Pre-Existing Insomnia Linked to Mental Disorders After Military Deployment
Soldiers who have troubles sleeping before their deployments may be at greater risk of developing posttraumatic stress disorder (PTSD), depression and anxiety once they return home.
A new study, published in the journal SLEEP, found that pre-existing insomnia symptoms posed almost as large of a risk for those mental disorders as combat exposure.
"Understanding environmental and behavioral risk factors associated with the onset of common major mental disorders is of great importance in a military occupational setting," lead study author Philip Gehrman, PhD, assistant professor of Psychology at the University of Pennsylvania said in a statement.
"This study is the first prospective investigation of the relationship between sleep disturbance and development of newly identified positive screens for mental disorders in a large military cohort who have been deployed in support of the recent operations in Iraq or Afghanistan," he added.
Researchers looked at self-reported data from the Millennium Cohort Study to evaluate the association of pre-deployment sleep duration and insomnia symptoms on the development of new-onset mental disorders among 15,204 service members. Researchers identified 522 people with new-onset PTSD, 151 with anxiety and 303 with depression following deployment. Researchers found that combat-related trauma and pre-deployment insomnia symptoms were significantly associated with higher odds of developing posttraumatic stress disorder, depression, and anxiety.

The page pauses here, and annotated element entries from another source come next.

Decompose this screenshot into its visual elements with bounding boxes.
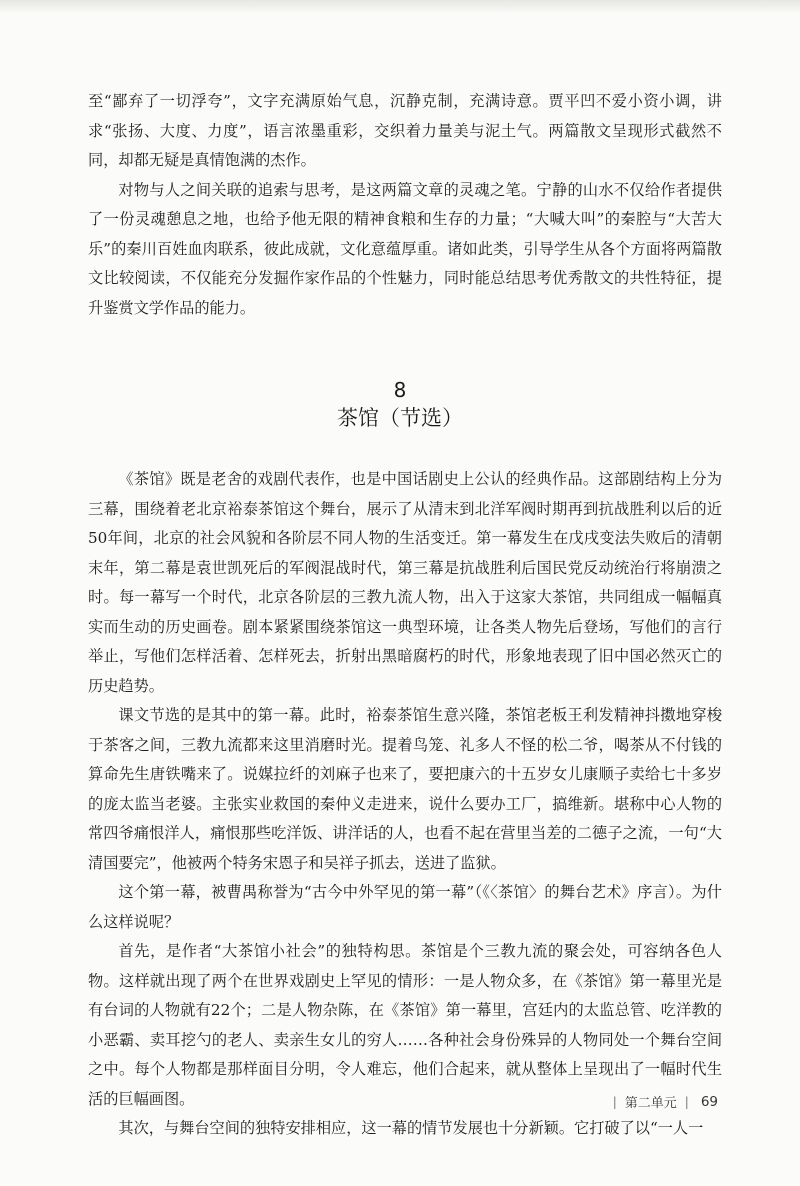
- footer-separator-right: |: [684, 1094, 689, 1109]
- paragraph: 课文节选的是其中的第一幕。此时，裕泰茶馆生意兴隆，茶馆老板王利发精神抖擞地穿梭于茶客之间，三教九流都来这里消磨时光。提着鸟笼、礼多人不怪的松二爷，喝茶从不付钱的算命先生唐铁嘴来了。说媒拉纤的刘麻子也来了，要把康六的十五岁女儿康顺子卖给七十多岁的庞太监当老婆。主张实业救国的秦仲义走进来，说什么要办工厂，搞维新。堪称中心人物的常四爷痛恨洋人，痛恨那些吃洋饭、讲洋话的人，也看不起在营里当差的二德子之流，一句“大清国要完”，他被两个特务宋恩子和吴祥子抓去，送进了监狱。: [88, 706, 722, 872]
- paragraph: 这个第一幕，被曹禺称誉为“古今中外罕见的第一幕”（《〈茶馆〉的舞台艺术》序言）。为什么这样说呢？: [88, 883, 722, 931]
- paragraph: 其次，与舞台空间的独特安排相应，这一幕的情节发展也十分新颖。它打破了以“一人一: [118, 1119, 704, 1137]
- scan-edge-shadow: [0, 0, 800, 14]
- page-footer: [605, 1092, 718, 1111]
- paragraph: 《茶馆》既是老舍的戏剧代表作，也是中国话剧史上公认的经典作品。这部剧结构上分为三幕，围绕着老北京裕泰茶馆这个舞台，展示了从清末到北洋军阀时期再到抗战胜利以后的近50年间，北京的社会风貌和各阶层不同人物的生活变迁。第一幕发生在戊戌变法失败后的清朝末年，第二幕是袁世凯死后的军阀混战时代，第三幕是抗战胜利后国民党反动统治行将崩溃之时。每一幕写一个时代，北京各阶层的三教九流人物，出入于这家大茶馆，共同组成一幅幅真实而生动的历史画卷。剧本紧紧围绕茶馆这一典型环境，让各类人物先后登场，写他们的言行举止，写他们怎样活着、怎样死去，折射出黑暗腐朽的时代，形象地表现了旧中国必然灭亡的历史趋势。: [88, 470, 722, 695]
- paragraph: 首先，是作者“大茶馆小社会”的独特构思。茶馆是个三教九流的聚会处，可容纳各色人物。这样就出现了两个在世界戏剧史上罕见的情形：一是人物众多，在《茶馆》第一幕里光是有台词的人物就有22个；二是人物杂陈，在《茶馆》第一幕里，宫廷内的太监总管、吃洋教的小恶霸、卖耳挖勺的老人、卖亲生女儿的穷人……各种社会身份殊异的人物同处一个舞台空间之中。每个人物都是那样面目分明，令人难忘，他们合起来，就从整体上呈现出了一幅时代生活的巨幅画图。: [88, 942, 722, 1108]
- chapter-number: 8: [393, 378, 407, 402]
- paragraph: 至“鄙弃了一切浮夸”，文字充满原始气息，沉静克制，充满诗意。贾平凹不爱小资小调，讲求“张扬、大度、力度”，语言浓墨重彩，交织着力量美与泥土气。两篇散文呈现形式截然不同，却都无疑是真情饱满的杰作。: [88, 92, 722, 169]
- chapter-body-text: [88, 465, 722, 1144]
- previous-chapter-text: [88, 87, 722, 323]
- footer-section-label: 第二单元: [624, 1096, 677, 1111]
- paragraph: 对物与人之间关联的追索与思考，是这两篇文章的灵魂之笔。宁静的山水不仅给作者提供了一份灵魂憩息之地，也给予他无限的精神食粮和生存的力量；“大喊大叫”的秦腔与“大苦大乐”的秦川百姓血肉联系，彼此成就，文化意蕴厚重。诸如此类，引导学生从各个方面将两篇散文比较阅读，不仅能充分发掘作家作品的个性魅力，同时能总结思考优秀散文的共性特征，提升鉴赏文学作品的能力。: [88, 180, 722, 317]
- page-number: 69: [700, 1093, 718, 1110]
- footer-separator-left: |: [612, 1094, 617, 1109]
- chapter-title: 茶馆（节选）: [337, 406, 463, 430]
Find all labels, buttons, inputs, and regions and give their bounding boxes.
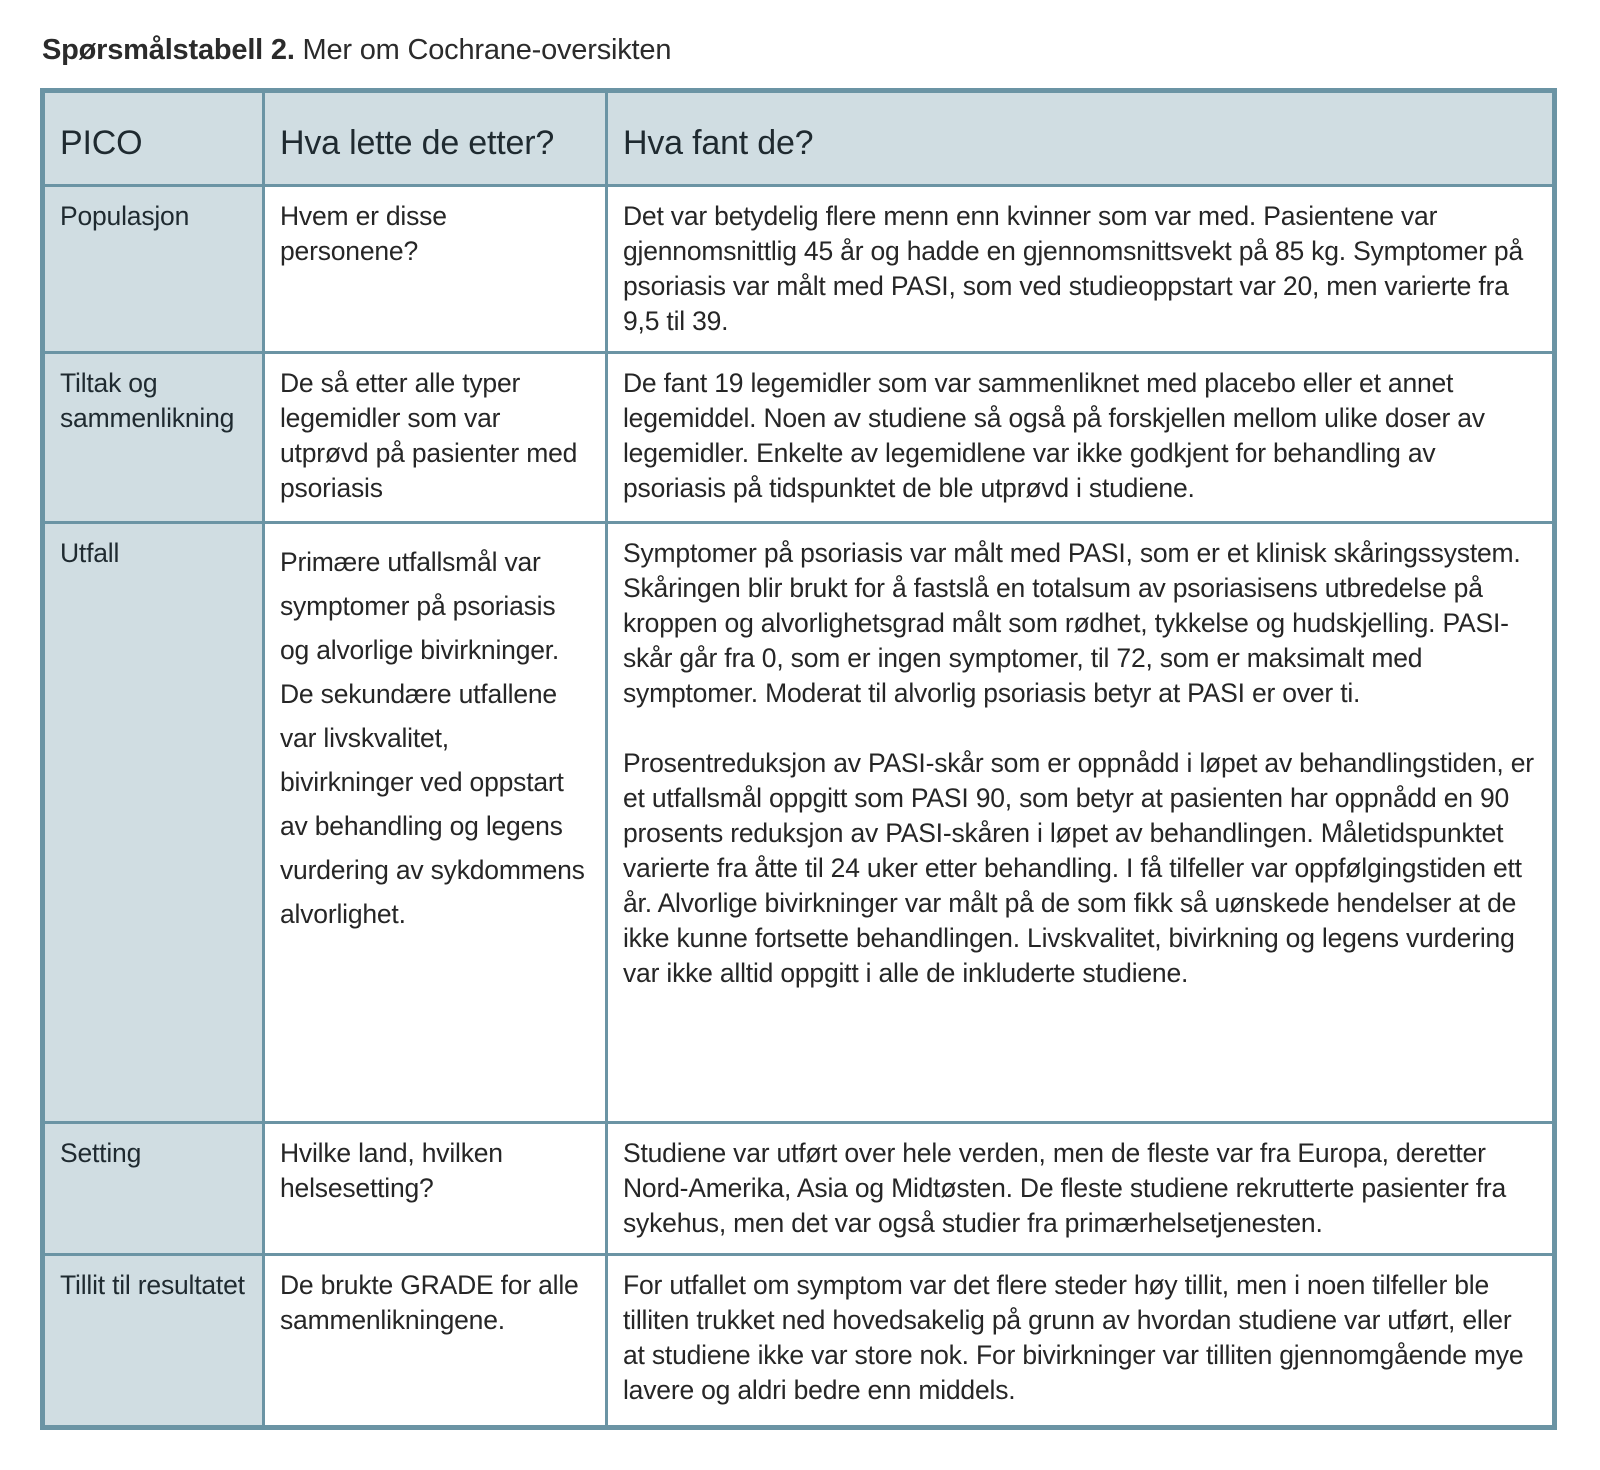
header-cell-pico: PICO xyxy=(43,91,264,186)
header-cell-findings: Hva fant de? xyxy=(607,91,1555,186)
answer-paragraph: Symptomer på psoriasis var målt med PASI, som er et klinisk skåringssystem. Skåringen blir brukt for å fastslå en totalsum av psoriasisens utbredelse på kroppen og alvorlighetsgrad målt som rødhet, tykkelse og hudskjelling. PASI-skår går fra 0, som er ingen symptomer, til 72, som er maksimalt med symptomer. Moderat til alvorlig psoriasis betyr at PASI er over ti. xyxy=(623,538,1521,708)
question-text: Primære utfallsmål var symptomer på psoriasis og alvorlige bivirkninger. De sekundære utfallene var livskvalitet, bivirkninger ved oppstart av behandling og legens vurdering av sykdommens alvorlighet. xyxy=(280,547,585,929)
question-text: Hvilke land, hvilken helsesetting? xyxy=(280,1138,503,1203)
answer-cell xyxy=(607,1255,1555,1428)
row-label: Utfall xyxy=(43,523,264,1123)
answer-paragraph: De fant 19 legemidler som var sammenliknet med placebo eller et annet legemiddel. Noen av studiene så også på forskjellen mellom ulike doser av legemidler. Enkelte av legemidlene var ikke godkjent for behandling av psoriasis på tidspunktet de ble utprøvd i studiene. xyxy=(623,368,1485,503)
page-title-text: Mer om Cochrane-oversikten xyxy=(302,34,672,66)
question-text: De så etter alle typer legemidler som var utprøvd på pasienter med psoriasis xyxy=(280,368,578,503)
answer-paragraph: For utfallet om symptom var det flere steder høy tillit, men i noen tilfeller ble tilliten trukket ned hovedsakelig på grunn av hvordan studiene var utført, eller at studiene ikke var store nok. For bivirkninger var tilliten gjennomgående mye lavere og aldri bedre enn middels. xyxy=(623,1270,1524,1405)
row-label: Setting xyxy=(43,1123,264,1255)
question-cell xyxy=(264,1255,607,1428)
pico-table xyxy=(40,88,1557,1430)
table-row-tiltak xyxy=(43,353,1555,523)
question-text: Hvem er disse personene? xyxy=(280,201,447,266)
page-title-label: Spørsmålstabell 2. xyxy=(42,34,295,66)
table-row-setting xyxy=(43,1123,1555,1255)
table-row-tillit xyxy=(43,1255,1555,1428)
answer-cell xyxy=(607,186,1555,353)
row-label: Populasjon xyxy=(43,186,264,353)
table-row-populasjon xyxy=(43,186,1555,353)
answer-cell xyxy=(607,353,1555,523)
row-label: Tiltak og sammenlikning xyxy=(43,353,264,523)
table-row-utfall xyxy=(43,523,1555,1123)
answer-cell xyxy=(607,1123,1555,1255)
answer-paragraph: Studiene var utført over hele verden, men de fleste var fra Europa, deretter Nord-Amerika, Asia og Midtøsten. De fleste studiene rekrutterte pasienter fra sykehus, men det var også studier fra primærhelsetjenesten. xyxy=(623,1138,1507,1238)
table-header-row xyxy=(43,91,1555,186)
row-label: Tillit til resultatet xyxy=(43,1255,264,1428)
page-title xyxy=(42,34,1556,67)
header-cell-question: Hva lette de etter? xyxy=(264,91,607,186)
question-cell xyxy=(264,1123,607,1255)
answer-paragraph: Prosentreduksjon av PASI-skår som er oppnådd i løpet av behandlingstiden, er et utfallsmål oppgitt som PASI 90, som betyr at pasienten har oppnådd en 90 prosents reduksjon av PASI-skåren i løpet av behandlingen. Måletidspunktet varierte fra åtte til 24 uker etter behandling. I få tilfeller var oppfølgingstiden ett år. Alvorlige bivirkninger var målt på de som fikk så uønskede hendelser at de ikke kunne fortsette behandlingen. Livskvalitet, bivirkning og legens vurdering var ikke alltid oppgitt i alle de inkluderte studiene. xyxy=(623,748,1534,988)
question-cell xyxy=(264,353,607,523)
answer-cell xyxy=(607,523,1555,1123)
question-text: De brukte GRADE for alle sammenlikningene. xyxy=(280,1270,579,1335)
question-cell xyxy=(264,523,607,1123)
question-cell xyxy=(264,186,607,353)
answer-paragraph: Det var betydelig flere menn enn kvinner som var med. Pasientene var gjennomsnittlig 45 år og hadde en gjennomsnittsvekt på 85 kg. Symptomer på psoriasis var målt med PASI, som ved studieoppstart var 20, men varierte fra 9,5 til 39. xyxy=(623,201,1523,336)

"One of the more interesting findings of this study is not only the degree of risk conferred by pre-deployment insomnia symptoms, but also the relative magnitude of this risk compared with combat-related trauma," Gehrman explained. "The risk conferred by insomnia symptoms was almost as strong as our measure of combat exposure in adjusted models."
The findings revealed that short sleep duration or sleeping less than six hours a night, separate from general insomnia, was associated with new-onset PTSD symptoms.
"We found that insomnia is both a symptom and a risk factor for mental illness and may present a modifiable target for intervention among military personnel," Gehrman said. "We hope that by early identification of those most vulnerable, the potential exists for the designing and testing of preventive strategies that may reduce the occurrence of PTSD, anxiety, and depression."
Researchers said the next step is to study whether routine inquiry about insomnia symptoms and early intervention could reduce subsequent mental disorders.